Synthesis of a Hybrid Protein Containing the Iron-Binding Ligand of Bleomycin and the DNA-Binding Domain of Hin

Abstract

The iron-binding and oxygen-activating domain of the natural product bleomycin [pyrimidoblamic acid-beta-hydroxy-L-histidine (PBA-beta-OH-His)] was attached to the NH2 terminus of the DNA binding domain of Hin recombinase (residues 139-190). This hybrid 54-residue protein PBA-beta-OH-His-Hin-(139-190) binds specifically to DNA at four distinct Hin binding sites with affinities comparable to those of the unmodified Hin(139-190). In the presence of dithiothreitol, Fe(II).PBA-beta-OH-His-Hin-(139-190) cleaves DNA with specificity remarkably similar to that of Fe(II).EDTA-Hin(139-190).
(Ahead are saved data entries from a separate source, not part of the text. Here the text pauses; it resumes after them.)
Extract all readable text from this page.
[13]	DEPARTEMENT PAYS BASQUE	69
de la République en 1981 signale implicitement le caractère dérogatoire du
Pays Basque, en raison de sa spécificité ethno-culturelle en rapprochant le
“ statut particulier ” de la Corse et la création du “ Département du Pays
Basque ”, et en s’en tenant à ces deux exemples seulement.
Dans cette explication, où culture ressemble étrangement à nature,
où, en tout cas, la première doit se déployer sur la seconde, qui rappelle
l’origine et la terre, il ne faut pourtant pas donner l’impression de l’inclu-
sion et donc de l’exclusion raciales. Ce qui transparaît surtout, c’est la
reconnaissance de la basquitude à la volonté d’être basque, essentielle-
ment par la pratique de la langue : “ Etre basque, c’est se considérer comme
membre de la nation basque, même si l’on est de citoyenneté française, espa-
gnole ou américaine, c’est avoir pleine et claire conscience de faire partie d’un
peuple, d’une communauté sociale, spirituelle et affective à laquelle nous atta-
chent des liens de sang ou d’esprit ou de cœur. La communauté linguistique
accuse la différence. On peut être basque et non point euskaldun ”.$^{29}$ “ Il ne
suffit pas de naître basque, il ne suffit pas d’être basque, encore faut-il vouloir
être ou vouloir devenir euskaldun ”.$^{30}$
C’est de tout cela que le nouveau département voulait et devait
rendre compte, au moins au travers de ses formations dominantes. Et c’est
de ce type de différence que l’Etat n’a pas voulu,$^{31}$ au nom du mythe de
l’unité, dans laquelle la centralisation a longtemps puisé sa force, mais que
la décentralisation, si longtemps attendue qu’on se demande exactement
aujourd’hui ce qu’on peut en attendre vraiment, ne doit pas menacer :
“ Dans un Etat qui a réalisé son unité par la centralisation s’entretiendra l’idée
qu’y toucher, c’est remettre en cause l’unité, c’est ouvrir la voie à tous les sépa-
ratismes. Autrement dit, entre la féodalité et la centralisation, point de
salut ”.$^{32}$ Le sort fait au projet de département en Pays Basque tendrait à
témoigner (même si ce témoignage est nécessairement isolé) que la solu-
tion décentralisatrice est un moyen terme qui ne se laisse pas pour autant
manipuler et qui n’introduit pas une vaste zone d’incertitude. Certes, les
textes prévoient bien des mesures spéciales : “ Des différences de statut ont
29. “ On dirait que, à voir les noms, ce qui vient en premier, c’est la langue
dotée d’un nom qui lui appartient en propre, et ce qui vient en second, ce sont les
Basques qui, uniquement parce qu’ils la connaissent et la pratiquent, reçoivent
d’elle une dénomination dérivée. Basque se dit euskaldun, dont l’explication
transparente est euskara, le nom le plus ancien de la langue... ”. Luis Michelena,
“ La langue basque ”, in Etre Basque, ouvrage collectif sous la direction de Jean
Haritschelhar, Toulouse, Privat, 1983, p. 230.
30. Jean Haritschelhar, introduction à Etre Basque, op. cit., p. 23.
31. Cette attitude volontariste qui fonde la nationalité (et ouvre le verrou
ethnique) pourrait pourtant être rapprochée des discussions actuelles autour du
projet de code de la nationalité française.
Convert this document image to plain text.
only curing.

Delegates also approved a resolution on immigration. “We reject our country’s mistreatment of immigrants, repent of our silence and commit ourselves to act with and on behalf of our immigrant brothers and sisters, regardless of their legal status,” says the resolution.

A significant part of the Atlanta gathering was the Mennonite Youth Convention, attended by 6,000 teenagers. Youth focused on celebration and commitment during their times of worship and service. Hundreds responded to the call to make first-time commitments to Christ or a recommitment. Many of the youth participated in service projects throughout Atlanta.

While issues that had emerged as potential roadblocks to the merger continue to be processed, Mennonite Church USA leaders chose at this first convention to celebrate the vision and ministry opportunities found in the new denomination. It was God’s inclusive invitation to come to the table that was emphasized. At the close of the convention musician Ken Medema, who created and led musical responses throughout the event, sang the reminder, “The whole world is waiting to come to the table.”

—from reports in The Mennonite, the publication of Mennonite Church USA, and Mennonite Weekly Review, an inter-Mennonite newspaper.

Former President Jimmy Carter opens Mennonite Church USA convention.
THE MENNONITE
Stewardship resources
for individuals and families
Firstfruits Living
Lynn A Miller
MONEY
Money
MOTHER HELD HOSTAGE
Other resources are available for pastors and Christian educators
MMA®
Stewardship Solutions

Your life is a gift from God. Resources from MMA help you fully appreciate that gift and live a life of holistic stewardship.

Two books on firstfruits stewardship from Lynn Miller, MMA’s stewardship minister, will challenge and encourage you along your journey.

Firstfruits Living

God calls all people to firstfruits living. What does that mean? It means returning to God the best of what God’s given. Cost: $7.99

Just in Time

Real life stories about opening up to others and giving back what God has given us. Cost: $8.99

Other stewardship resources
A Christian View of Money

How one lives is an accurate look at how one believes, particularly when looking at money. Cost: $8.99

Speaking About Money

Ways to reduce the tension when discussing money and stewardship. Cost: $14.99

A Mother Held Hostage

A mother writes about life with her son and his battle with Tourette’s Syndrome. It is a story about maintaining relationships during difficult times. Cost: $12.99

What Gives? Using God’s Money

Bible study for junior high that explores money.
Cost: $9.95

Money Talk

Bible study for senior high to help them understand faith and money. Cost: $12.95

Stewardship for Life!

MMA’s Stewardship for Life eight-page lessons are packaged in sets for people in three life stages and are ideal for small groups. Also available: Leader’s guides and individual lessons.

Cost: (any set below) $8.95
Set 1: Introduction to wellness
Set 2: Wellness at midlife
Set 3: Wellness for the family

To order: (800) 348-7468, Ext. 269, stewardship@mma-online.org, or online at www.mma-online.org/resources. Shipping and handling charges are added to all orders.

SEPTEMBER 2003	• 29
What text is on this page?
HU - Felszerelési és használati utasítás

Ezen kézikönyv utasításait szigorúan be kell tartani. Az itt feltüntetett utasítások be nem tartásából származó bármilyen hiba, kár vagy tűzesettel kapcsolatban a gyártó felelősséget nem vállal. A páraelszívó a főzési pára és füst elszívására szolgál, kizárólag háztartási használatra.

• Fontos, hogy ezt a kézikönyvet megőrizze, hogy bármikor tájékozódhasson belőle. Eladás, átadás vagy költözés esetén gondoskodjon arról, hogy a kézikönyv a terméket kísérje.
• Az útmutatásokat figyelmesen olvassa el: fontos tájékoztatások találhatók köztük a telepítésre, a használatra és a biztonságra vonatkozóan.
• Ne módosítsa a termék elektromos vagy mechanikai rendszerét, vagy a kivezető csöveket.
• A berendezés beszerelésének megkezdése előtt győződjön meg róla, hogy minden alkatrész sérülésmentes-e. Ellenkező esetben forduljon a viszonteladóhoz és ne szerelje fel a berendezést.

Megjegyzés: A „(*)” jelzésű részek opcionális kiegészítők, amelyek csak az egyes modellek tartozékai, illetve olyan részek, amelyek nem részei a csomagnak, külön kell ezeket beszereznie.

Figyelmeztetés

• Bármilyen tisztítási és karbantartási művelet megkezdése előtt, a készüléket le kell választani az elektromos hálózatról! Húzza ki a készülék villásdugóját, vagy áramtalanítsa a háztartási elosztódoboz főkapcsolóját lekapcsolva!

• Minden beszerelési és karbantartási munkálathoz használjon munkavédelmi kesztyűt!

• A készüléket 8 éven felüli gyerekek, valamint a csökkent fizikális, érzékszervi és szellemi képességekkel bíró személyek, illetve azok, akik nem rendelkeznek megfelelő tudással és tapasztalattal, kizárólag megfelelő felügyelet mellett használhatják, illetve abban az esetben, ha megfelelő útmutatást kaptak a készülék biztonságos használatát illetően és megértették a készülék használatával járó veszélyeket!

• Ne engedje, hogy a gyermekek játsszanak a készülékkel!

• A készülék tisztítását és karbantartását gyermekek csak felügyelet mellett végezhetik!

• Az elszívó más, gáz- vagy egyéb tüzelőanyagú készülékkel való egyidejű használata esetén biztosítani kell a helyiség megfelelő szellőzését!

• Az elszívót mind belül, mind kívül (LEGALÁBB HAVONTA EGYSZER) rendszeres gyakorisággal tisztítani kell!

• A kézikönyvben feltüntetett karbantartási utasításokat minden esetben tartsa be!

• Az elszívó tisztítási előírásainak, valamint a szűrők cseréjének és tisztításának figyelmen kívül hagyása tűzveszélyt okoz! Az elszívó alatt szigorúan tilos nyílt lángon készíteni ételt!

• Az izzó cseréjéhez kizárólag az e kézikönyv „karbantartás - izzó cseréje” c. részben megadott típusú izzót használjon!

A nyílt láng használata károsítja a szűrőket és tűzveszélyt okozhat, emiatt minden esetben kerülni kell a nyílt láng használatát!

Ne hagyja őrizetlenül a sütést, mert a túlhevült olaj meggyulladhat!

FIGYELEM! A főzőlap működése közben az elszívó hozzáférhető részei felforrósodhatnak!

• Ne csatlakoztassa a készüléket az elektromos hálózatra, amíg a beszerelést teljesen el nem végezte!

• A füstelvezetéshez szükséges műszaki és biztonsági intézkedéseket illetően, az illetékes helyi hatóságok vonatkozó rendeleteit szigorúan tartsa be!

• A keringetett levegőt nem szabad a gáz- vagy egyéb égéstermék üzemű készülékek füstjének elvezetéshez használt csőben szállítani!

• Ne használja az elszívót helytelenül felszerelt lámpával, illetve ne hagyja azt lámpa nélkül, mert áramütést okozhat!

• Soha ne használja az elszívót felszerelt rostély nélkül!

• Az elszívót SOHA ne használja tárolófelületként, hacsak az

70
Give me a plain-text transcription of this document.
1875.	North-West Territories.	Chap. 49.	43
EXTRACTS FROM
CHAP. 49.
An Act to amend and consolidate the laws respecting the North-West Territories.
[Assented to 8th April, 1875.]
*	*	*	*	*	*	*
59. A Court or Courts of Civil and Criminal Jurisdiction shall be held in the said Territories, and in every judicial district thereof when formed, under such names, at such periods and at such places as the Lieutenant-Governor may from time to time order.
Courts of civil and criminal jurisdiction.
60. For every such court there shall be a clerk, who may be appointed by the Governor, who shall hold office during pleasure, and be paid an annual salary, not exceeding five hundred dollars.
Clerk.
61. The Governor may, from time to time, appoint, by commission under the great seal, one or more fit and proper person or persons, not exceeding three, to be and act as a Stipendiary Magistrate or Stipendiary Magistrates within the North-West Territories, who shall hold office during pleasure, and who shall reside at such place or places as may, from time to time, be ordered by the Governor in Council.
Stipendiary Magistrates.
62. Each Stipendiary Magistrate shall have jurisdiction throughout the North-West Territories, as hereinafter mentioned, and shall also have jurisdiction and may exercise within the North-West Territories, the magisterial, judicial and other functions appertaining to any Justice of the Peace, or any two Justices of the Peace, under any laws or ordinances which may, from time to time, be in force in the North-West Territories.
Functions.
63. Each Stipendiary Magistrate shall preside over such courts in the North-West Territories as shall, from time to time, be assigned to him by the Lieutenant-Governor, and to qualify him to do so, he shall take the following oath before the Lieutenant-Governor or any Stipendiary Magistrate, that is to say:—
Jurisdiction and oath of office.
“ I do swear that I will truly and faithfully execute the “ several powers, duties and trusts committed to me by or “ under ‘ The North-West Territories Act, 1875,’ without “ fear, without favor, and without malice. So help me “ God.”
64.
Analysis of the cleavage patterns suggests that site-specific DNA cleavage is mediated by a localized diffusible species, in contrast with cleavage by bleomycin, which occurs through a nondiffusible oxidant. This has implications for the design of second-generation artificial sequence specific DNA cleaving proteins and defines limitations in current efforts to create atom-specific chemistry on DNA.